“Corazón Alianza Lima, corazón para ganar...”, se escuchaba en las tribunas cuando el equipo salió a calentar. Y allí ocurrió un hecho curioso: Paolo Guerrero, que fue la sorpresa por su rápida recuperación, se molestó con Jhamir D’Arrigo por una pelota que perdió durante el fondo. El goleador blanquiazul No quería perder ni en el calentamiento.
Pero vayamos al partido. La explosividad con la que empezó Alianza fue tan similar a la impaciencia de Néstor Gorosito. Es común verlo sereno, masticando chicle y hasta cierto punto relajado. Pero aquí fue diferente: reclamó desde el tiempo que perdían los paraguayos hasta las decisiones del árbitro principal. Era otro Pipo, uno que pedía calma a sus jugadores mientras estallaba contra Garcés por dividir un balón. Uno que prefería gritarle al asistente por demorar en el cambio de Gaibor por Lavandeira en lugar de celebrar con euforia el gol de Quevedo.
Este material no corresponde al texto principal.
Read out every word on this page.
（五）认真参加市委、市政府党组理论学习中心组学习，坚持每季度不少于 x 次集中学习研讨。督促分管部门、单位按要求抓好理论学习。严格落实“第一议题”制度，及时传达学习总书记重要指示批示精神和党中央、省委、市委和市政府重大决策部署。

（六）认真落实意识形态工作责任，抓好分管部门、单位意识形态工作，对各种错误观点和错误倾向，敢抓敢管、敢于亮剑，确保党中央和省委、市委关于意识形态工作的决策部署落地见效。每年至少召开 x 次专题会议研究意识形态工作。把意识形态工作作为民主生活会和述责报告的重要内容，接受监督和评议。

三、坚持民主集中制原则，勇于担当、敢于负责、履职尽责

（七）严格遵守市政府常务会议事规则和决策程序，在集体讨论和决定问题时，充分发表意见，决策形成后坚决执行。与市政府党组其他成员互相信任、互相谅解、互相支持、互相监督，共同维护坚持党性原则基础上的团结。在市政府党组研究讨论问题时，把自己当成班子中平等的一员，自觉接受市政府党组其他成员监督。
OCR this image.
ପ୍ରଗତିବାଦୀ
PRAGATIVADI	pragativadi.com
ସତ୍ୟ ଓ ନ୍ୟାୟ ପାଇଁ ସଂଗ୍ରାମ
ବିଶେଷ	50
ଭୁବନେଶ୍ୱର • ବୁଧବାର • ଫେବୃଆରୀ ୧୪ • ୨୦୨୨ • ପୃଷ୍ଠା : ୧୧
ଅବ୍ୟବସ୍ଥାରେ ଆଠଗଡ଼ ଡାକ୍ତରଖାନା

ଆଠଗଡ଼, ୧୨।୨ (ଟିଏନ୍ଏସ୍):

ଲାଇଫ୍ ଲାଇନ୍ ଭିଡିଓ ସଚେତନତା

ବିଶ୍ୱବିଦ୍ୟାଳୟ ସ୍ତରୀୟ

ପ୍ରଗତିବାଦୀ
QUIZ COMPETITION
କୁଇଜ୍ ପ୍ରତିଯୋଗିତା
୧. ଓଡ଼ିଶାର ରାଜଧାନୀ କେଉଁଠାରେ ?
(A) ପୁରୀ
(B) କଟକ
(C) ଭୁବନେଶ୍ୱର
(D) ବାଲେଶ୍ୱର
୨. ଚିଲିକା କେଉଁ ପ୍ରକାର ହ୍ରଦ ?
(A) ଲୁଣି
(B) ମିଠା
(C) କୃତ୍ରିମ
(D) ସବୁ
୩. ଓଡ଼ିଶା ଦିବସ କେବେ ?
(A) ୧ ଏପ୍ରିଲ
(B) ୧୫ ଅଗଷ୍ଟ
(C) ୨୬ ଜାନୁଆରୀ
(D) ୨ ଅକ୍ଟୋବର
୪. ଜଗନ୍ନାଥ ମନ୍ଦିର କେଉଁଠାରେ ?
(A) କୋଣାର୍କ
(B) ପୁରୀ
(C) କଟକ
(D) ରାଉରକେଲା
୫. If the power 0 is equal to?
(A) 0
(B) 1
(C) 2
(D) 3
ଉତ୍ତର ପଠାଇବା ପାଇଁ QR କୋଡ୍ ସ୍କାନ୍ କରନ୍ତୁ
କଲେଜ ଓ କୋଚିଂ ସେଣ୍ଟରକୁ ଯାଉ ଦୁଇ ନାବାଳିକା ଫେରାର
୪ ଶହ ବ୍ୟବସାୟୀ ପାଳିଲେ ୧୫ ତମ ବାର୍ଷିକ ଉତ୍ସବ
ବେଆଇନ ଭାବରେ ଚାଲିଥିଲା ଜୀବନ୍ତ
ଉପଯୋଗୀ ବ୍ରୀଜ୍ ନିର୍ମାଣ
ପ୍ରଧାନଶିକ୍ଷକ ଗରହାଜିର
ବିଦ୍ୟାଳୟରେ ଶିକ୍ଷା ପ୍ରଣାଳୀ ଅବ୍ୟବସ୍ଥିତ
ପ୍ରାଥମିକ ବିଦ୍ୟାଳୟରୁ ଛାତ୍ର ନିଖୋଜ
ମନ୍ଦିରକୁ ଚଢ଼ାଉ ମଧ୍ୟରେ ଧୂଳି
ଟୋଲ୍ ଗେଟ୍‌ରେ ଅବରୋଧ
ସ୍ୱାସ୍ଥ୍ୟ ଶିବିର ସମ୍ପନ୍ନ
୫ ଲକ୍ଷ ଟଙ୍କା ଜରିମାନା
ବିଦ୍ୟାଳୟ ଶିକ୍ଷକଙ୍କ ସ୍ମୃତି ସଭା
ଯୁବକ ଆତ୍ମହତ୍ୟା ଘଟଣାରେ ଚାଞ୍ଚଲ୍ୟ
Gorosito era una montaña rusa de emociones internas. Intentaba ser cauteloso. A veces le salía y otras no. Aprovechó el gol de Quevedo para darle indicaciones a Zambrano.
Quería que su equipo tenga el balón. Se cumplió a medias, porque el trámite del partido era duro. En los reclamos, hacia solo un gesto: manos extendidas hacia abajo y el cuerpo inclinado hacia atrás, como si la última gota de su paciencia ya hubiese rebalsado el vaso.

En la cancha, Alianza libraba una batalla difícil. El juego era fuerte y el rigor físico demando un esfuerzo superior. Noriega pedía tranquilidad a la defensa para salir limpiamente, Barcos recriminaba a Quevedo por perder la pelota y Ceppelini intentaba bajarle la revoluciones a Kevin para que no se vaya expulsado. Pero en esa disputa llegó el empate de Nacional que molestó al equipo.
Encima, Lavandeira fue cambiado y ni siquiera pudo salir caminando del campo en el entretiempo. Tuvo que ser cargado y se teme lo peor. Pero así era el partido, fuerte desde lo físico y lo mental.
Ya con esa ventaja era otro partido. Si Nacional hizo tiempo al inicio, le faltó después todos esos minutos que perdió. Y cuando quiso ir hacia adelante, romper líneas y jugar, la imponente figura de Noriega apareció como una muralla para detener lo que avanzaba. Un samurái que corta jugadas. Un carnicero elegante que se hizo sentir con y sin balón.
Alianza dominó y la impaciencia de Gorosito desapareció. El técnico aprovechó los goles para volver a lo suyo: dar indicaciones y respirar. Ceppelini y Zambrano pasaron por su lado. Había que pararse con dos líneas de cuatro para defender mejor. Pero el Pipo sabía qué iba a pasar. Los minutos continuaron y el marcador no se movió. La hinchada despertó y el ambiente volvió a calentarse. La lluvia ya no mojaba. El triunfo y la clasificación estaban en el bolsillo.
Y llegó el pitazo final. Las cámaras apuntaron a Gorosito, a Quevedo y a Barcos. El Pipo no salió de personaje: calmado, una sonrisa a su comando técnico y unas cuantas palmas a sus jugadores. Kevin recibió la ovación y el Pirata firmó un par de camisetas.

Detrás de ellos Noriega y Zambrano se dieron un abrazo de fraternidad. Viscarra celebró con Garcés, y Enrique lo fue a buscar a Trauco. Paolo, cerca de ellos, agradeció a la tribuna sur. Así se gestó la victoria. Esa que tanto hizo falta al pueblo blanquiazul y que tardó 15 años en celebrarse en una Copa Libertadores nuevamente.
La garúa seguía pero así hiciera el mediodía más soleado del año, todos los blanquiazules -los que estaban en cancha y los que estaban en la tribuna- hubieran terminado este partido de la misma manera: empapados de sudor y alegría. Y el cántico de Matute, los aplausos, los abrazos, la emoción.